As I walked into the exam area, the dentist pointed toward a hook on the wall and offered, “You can hang up your purse over there.”
“Thanks,” I replied, pulling my cell phone out of my purse before setting it on the hook.
“Are you expecting a call?” Dr. S asked. I don’t think he was being nosy. I think he was just making conversation.
“No, it’s just that my kids’ school nurse may call.”
“There’s so much going around right now. Is one of your kids not feeling well?”
“Fortunately, everyone’s healthy, but my son has diabetes. So the school nurse calls me often.”
The dentist looked surprised.
“Really? Is his diabetes uncontrolled?” he asked.
“No, it’s under control, but it’s type 1 diabetes. Anything can happen at any time. Plus, there are often judgment calls when it comes to his insulin dose, and the nurse is kind enough to run those by me.”
Dr. S looked confused, as though nothing I’d just said made sense, because why would the nurse call me regularly, if Jack’s diabetes were truly under control?
“Oh, okay,” he said, shrugging his shoulders and then moving on. “Well, I want to start today’s appointment with some x-rays…”
The next thing I knew, I was draped with a lead apron and asked to “open wide.”
The conversation wasn’t sitting well with me. My dentist meant no harm. It was clear he just didn’t get it, but he’s a nice guy, and he wanted to do his dental thing, not learn about my son’s condition. I, however, wanted to yank the x-ray film holder out of my mouth and explain type 1 diabetes. I wanted to clear the confusion. I wanted Dr. S to get it. Instead I sat there, being a compliant patient and ruminating over the conversation.
Further bugging me was that the conversation had followed another that I’d had just a couple of days before. My friend J had told me how she had told another friend about Jack, how he has diabetes and how her family participates in the JDRF Walk to Cure Diabetes with us every year. J’s friend then inquired about Jack. “Is he overweight?”
“No, he’s not overweight,” J said. “Actually, he’s thin.”
“Does he eat a lot of sugar or junk food?” the friend continued.
“No, his mom [meaning me] feeds him well,” J explained. “He has type 1 diabetes, not type 2. His diabetes has nothing to do with eating too much sugar, a lack of exercise or being overweight. It’s an autoimmune disease.”
J tried to educate her friend, but her friend was not interested, which annoyed J. “I now understand what you must go through all the time,” she said to me. “It was so frustrating to try to explain the differences between type 1 and type 2, only to have my explanation ignored by someone who thought she’d already known it all.”
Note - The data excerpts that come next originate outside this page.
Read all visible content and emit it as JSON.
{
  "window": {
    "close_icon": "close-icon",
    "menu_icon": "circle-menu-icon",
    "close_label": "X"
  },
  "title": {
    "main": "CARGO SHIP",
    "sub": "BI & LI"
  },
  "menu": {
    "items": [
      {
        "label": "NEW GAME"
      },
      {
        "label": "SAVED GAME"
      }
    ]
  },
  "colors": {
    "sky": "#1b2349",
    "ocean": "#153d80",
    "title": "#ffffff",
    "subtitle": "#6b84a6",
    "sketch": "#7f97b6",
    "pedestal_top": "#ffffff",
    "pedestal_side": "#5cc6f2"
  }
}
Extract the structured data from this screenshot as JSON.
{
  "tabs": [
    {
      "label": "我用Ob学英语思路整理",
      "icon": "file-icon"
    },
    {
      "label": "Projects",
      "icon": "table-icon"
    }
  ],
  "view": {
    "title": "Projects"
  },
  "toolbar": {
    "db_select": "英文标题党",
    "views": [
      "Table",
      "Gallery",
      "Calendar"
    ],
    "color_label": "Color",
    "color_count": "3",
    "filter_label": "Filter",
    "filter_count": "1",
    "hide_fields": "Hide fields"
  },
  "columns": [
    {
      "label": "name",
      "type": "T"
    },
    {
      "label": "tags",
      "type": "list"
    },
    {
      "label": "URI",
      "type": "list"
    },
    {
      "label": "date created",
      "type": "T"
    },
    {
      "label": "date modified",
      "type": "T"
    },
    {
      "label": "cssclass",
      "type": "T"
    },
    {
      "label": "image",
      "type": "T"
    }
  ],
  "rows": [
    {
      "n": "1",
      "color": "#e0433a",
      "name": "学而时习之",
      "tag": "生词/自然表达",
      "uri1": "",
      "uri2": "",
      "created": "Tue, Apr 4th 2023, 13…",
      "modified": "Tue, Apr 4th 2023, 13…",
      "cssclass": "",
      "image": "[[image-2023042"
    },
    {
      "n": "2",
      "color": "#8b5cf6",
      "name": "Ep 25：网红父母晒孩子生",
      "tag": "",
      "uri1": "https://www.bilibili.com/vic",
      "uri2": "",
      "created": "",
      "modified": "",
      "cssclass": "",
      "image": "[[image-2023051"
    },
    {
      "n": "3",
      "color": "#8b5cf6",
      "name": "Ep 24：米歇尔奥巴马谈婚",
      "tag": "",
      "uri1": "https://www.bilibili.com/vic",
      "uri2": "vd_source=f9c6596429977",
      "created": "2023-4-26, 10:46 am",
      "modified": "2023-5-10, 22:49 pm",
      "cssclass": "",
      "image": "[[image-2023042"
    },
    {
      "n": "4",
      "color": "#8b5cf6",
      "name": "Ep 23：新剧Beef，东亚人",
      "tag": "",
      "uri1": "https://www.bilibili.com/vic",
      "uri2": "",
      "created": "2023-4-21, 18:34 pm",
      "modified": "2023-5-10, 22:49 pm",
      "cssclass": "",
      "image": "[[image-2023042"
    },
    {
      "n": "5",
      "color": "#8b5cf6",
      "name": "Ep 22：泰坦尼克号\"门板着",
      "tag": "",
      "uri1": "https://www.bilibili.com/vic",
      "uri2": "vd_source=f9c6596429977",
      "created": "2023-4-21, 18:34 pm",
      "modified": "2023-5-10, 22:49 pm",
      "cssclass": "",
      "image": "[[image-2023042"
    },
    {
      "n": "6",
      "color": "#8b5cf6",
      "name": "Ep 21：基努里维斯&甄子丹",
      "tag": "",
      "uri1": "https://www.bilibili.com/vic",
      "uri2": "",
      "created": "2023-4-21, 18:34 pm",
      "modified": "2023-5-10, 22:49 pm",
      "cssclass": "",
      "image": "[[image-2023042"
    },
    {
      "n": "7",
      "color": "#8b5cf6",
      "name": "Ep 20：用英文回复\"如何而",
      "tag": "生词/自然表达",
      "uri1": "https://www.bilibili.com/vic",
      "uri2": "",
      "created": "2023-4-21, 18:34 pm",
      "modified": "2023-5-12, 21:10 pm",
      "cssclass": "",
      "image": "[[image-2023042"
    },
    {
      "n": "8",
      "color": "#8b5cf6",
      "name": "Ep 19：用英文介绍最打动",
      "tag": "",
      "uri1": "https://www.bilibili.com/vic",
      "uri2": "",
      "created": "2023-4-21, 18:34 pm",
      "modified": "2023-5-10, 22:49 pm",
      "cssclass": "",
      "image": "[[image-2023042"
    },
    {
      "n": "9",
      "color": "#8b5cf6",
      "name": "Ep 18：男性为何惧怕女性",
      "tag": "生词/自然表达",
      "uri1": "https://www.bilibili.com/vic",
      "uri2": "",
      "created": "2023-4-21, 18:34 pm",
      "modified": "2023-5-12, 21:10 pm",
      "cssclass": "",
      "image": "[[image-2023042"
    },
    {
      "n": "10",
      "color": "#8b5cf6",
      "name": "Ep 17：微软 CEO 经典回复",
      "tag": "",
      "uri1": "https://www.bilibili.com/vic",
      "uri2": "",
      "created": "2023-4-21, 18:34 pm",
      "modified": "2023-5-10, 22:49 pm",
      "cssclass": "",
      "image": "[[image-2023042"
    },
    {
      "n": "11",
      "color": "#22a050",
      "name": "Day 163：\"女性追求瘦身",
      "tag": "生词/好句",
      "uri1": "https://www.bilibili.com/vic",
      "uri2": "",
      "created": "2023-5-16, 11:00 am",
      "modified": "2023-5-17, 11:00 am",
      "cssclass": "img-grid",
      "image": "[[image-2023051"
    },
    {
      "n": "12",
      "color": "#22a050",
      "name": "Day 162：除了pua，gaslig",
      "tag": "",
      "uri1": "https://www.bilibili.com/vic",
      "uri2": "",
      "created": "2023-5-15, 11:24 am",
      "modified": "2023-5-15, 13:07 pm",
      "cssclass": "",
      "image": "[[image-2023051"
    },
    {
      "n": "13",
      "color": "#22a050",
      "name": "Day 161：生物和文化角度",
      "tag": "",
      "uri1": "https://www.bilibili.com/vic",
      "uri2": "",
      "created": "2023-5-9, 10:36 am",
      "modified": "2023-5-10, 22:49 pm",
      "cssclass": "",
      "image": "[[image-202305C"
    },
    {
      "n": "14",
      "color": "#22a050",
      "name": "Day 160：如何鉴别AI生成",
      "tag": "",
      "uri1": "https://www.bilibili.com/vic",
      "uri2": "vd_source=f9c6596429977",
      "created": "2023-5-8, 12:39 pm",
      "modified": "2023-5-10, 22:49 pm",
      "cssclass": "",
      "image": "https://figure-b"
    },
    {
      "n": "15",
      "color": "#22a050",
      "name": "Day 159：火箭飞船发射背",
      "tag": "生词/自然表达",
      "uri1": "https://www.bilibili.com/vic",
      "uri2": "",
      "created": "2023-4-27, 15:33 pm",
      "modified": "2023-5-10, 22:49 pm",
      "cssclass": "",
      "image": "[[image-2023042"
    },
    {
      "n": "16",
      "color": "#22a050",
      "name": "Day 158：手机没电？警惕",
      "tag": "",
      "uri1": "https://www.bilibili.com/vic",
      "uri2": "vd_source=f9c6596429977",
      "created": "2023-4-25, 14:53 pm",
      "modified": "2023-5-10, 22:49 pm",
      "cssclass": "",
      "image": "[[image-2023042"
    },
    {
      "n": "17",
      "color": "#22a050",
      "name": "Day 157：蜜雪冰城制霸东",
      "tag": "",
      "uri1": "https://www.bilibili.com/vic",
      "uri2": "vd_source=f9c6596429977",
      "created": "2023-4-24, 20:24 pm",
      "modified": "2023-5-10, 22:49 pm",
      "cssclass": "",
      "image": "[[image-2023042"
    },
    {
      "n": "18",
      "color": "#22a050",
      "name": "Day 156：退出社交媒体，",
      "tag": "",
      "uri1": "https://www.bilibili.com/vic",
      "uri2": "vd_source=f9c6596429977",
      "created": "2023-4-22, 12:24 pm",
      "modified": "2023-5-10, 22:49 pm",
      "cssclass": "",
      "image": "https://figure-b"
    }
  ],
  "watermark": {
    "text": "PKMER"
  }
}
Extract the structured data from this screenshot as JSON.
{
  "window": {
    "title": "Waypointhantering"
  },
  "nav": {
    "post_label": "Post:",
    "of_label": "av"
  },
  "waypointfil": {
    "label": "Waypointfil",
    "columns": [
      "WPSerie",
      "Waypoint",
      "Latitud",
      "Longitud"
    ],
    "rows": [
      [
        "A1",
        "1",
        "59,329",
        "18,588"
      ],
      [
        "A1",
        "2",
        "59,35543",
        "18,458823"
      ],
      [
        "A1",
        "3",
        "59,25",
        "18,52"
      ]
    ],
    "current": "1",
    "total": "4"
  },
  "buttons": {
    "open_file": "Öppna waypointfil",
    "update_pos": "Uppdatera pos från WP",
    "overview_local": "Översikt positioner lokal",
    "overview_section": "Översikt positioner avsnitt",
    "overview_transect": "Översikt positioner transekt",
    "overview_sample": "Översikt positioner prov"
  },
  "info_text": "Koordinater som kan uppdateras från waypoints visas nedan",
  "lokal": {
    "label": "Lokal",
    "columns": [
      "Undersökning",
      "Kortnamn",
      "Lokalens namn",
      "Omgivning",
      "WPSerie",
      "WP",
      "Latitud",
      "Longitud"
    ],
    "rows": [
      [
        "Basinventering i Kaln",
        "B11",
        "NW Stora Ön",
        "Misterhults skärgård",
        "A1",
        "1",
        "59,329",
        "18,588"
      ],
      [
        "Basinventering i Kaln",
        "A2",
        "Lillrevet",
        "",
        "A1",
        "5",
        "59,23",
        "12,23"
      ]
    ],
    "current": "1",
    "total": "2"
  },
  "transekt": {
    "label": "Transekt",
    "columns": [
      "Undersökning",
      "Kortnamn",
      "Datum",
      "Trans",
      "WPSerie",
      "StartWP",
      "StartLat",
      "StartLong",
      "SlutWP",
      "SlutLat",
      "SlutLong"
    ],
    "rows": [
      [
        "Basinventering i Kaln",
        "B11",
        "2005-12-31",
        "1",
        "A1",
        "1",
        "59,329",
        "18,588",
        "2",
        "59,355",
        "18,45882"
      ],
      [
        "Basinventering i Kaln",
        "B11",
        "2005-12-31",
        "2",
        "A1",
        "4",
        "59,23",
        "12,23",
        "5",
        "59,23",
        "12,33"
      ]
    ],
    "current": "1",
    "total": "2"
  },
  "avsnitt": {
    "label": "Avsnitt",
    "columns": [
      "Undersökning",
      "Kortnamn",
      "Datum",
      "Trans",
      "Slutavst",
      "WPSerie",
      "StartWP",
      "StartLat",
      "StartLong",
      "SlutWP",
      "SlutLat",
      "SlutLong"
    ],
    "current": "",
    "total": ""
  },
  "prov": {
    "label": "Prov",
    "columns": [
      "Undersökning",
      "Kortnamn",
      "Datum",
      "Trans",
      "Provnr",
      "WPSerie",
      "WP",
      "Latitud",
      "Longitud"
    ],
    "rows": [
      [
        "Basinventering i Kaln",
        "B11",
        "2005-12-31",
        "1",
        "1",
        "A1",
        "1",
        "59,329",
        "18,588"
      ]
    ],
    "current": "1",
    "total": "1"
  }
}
I appreciated her empathy and I knew exactly what she’d meant. It is SO frustrating, and those conversations come only when you’re actually given the chance to explain. Half of the time, people don’t want to listen at all…like my dentist, who had no time for or interest in “small talk” with his tight schedule of patients to follow.
I realize that not everyone wants to be educated about diabetes. I realize I’m up against the media, which tends to lump all types of diabetes into one condition that can be prevented or controlled, if not reversed, with diet and exercise. But it’s as if we who live with type 1 must often don armor in order to deflect ignorant commentary.
We must also educate. Or at least, I feel it’s my own personal obligation to educate others and advocate for my son.
Jack should not have to grow up with misinformed individuals judging him. Diabetes is tough enough as it is; others’ ignorance should not add to the challenges of the disease. He did nothing to cause his condition. I did nothing to cause his condition. It’s just an unfortunate situation.
So I’m back…back to blogging about diabetes with the hope that others will learn from my writing, and I will thereby make a difference.